Joshi KK, Matlack TL, Rongo C. EMBO J. 2016 Sep 1;35(17):1885-901. doi: 10.15252/embj.201592524. Epub 2016 Jun 3. PMID: 27261197
Multicellular organisms encounter environmental conditions that adversely affect protein homeostasis (proteostasis), including extreme temperatures, toxins, and pathogens. It is unclear how they use sensory signaling to detect adverse conditions and then activate stress response pathways so as to offset potential damage. Here, we show that dopaminergic mechanosensory neurons in C. elegans release the neurohormone dopamine to promote proteostasis in epithelia. Signaling through the DA receptor DOP-1 activates the expression of xenobiotic stress response genes involved in pathogenic resistance and toxin removal, and these genes are required for the removal of unstable proteins in epithelia. Exposure to a bacterial pathogen (Pseudomonas aeruginosa) results in elevated removal of unstable proteins in epithelia, and this enhancement requires DA signaling. In the absence of DA signaling, nematodes show increased sensitivity to pathogenic bacteria and heat-shock stress. Our results suggest that dopaminergic sensory neurons, in addition to slowing down locomotion upon sensing a potential bacterial feeding source, also signal to frontline epithelia to activate the xenobiotic stress response so as to maintain proteostasis and prepare for possible infection.
EGF signalling activates the ubiquitin proteasome system to modulate C. elegans lifespan.
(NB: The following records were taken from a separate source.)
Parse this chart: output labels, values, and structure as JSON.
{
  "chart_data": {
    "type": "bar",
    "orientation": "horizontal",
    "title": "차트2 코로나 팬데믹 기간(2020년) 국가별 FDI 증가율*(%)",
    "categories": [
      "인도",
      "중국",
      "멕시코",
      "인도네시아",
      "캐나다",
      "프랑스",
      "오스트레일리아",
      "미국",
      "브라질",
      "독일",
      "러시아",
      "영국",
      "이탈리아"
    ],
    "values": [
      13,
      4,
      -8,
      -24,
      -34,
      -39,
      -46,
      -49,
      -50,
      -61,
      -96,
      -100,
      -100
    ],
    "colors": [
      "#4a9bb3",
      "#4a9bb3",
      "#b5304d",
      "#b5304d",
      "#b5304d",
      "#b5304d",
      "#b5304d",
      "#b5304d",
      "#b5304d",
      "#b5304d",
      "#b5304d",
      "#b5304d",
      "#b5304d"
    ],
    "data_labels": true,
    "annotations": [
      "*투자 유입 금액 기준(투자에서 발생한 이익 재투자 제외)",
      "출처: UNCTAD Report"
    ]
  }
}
Liu G, Rogers J, Murphy CT, Rongo C. EMBO J. 2011 Jun 14;30(15):2990-3003. doi: 10.1038/emboj.2011.195. PMID:21673654
Epidermal growth factor (EGF) signalling regulates growth and differentiation. Here, we examine the function of EGF signalling in Caenorhabditis elegans lifespan. We find that EGF signalling regulates lifespan via the Ras-MAPK pathway and the PLZF transcription factors EOR-1 and EOR-2. As animals enter adulthood, EGF signalling upregulates the expression of genes involved in the ubiquitin proteasome system (UPS), including the Skp1-like protein SKR-5, while downregulating the expression of HSP16-type chaperones. Using reporters for global UPS activity, protein aggregation, and oxidative stress, we find that EGF signalling alters protein homoeostasis in adults by increasing UPS activity and polyubiquitination, while decreasing protein aggregation. We show that SKR-5 and the E3/E4 ligases that comprise the ubiquitin fusion degradation (UFD) complex are required for the increase in UPS activity observed in adults, and that animals that lack SKR-5 or the UFD have reduced lifespans and indications of oxidative stress. We propose that as animals enter fertile adulthood, EGF signalling switches the mechanism for maintaining protein homoeostasis from a chaperone-based approach to an approach involving protein elimination via augmented UPS activity.